LRDE Document Binarization Dataset (LRDE DBD)
Datasets -> Datasets List -> Current Page
|
Contact Author
Thierry Géraud – thierry.geraud@lrde.epita.fr EPITA Research and Development Laboratory (LRDE) 14-16 rue Voltaire F-94276 Le Kremlin-Bicetre France
Current Version
1.0
Keywords
Document binarization, Magazine, Scanned
Description
This dataset is composed of documents images extracted from the same French magazine : Le Nouvel Observateur, issue 2402, November 18th-24th, 2010.
The provided dataset is composed of 375 Full-Document Images (A4 format, 300-dpi resolution)
- 125 numerical "original documents" extracted from a PDF, with full OCR groundtruth.
- 125 numerical "clean documents" created from the "original documents" where images have been removed.
- 125 "scanned documents" based on the "clean documents". They have been printed, scanned and registered to match the "clean documents".
Metadata
Text Lines Localization Information has been made available by applying text line localization algorithms. The size category of the text depends on the x-height and is considered with the following rule: 0 < small <= 30 < medium <= 55 < large < +inf
- 123 large text lines localization (clean)
- 320 medium text lines localization (clean).
- 9551 small text lines localization (clean).
- 123 large text lines localization (original).
- 320 medium text lines localization (original).
- 9551 small text lines localization (original).

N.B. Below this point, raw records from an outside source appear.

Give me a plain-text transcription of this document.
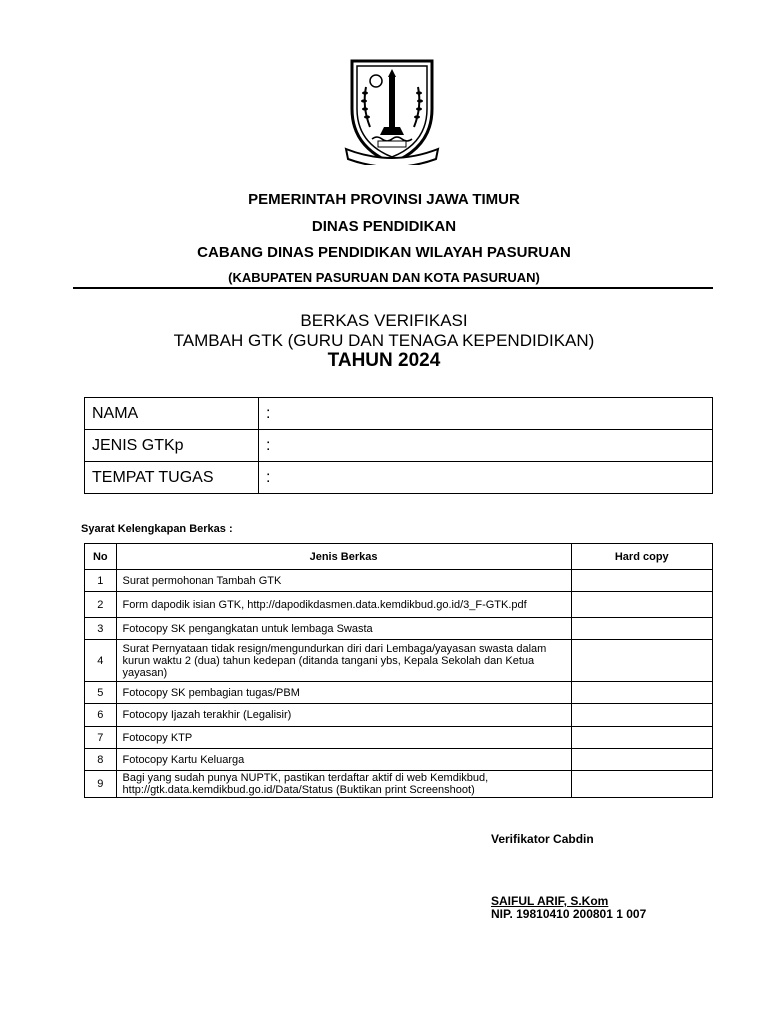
PEMERINTAH PROVINSI JAWA TIMUR
DINAS PENDIDIKAN
CABANG DINAS PENDIDIKAN WILAYAH PASURUAN
(KABUPATEN PASURUAN DAN KOTA PASURUAN)
BERKAS VERIFIKASI
TAMBAH GTK (GURU DAN TENAGA KEPENDIDIKAN)
TAHUN 2024
NAMA	:
JENIS GTKp	:
TEMPAT TUGAS	:
Syarat Kelengkapan Berkas :
No	Jenis Berkas	Hard copy
1	Surat permohonan Tambah GTK	
2	Form dapodik isian GTK, http://dapodikdasmen.data.kemdikbud.go.id/3_F-GTK.pdf	
3	Fotocopy SK pengangkatan untuk lembaga Swasta	
4	Surat Pernyataan tidak resign/mengundurkan diri dari Lembaga/yayasan swasta dalam kurun waktu 2 (dua) tahun kedepan (ditanda tangani ybs, Kepala Sekolah dan Ketua yayasan)	
5	Fotocopy SK pembagian tugas/PBM	
6	Fotocopy Ijazah terakhir (Legalisir)	
7	Fotocopy KTP	
8	Fotocopy Kartu Keluarga	
9	Bagi yang sudah punya NUPTK, pastikan terdaftar aktif di web Kemdikbud, http://gtk.data.kemdikbud.go.id/Data/Status (Buktikan print Screenshoot)	
Verifikator Cabdin
SAIFUL ARIF, S.Kom
NIP. 19810410 200801 1 007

- 123 large text lines localization (scanned).
- 320 medium text lines localization (scanned).
- 9551 small text lines localization (scanned).
Ground Truth Data
The following ground truth data is available: Binarization and OCR ground-truths for the LRDE DBD Image groundtruths have been produced using a semi-automatic process: a global thresholding followed by some manual adjustments.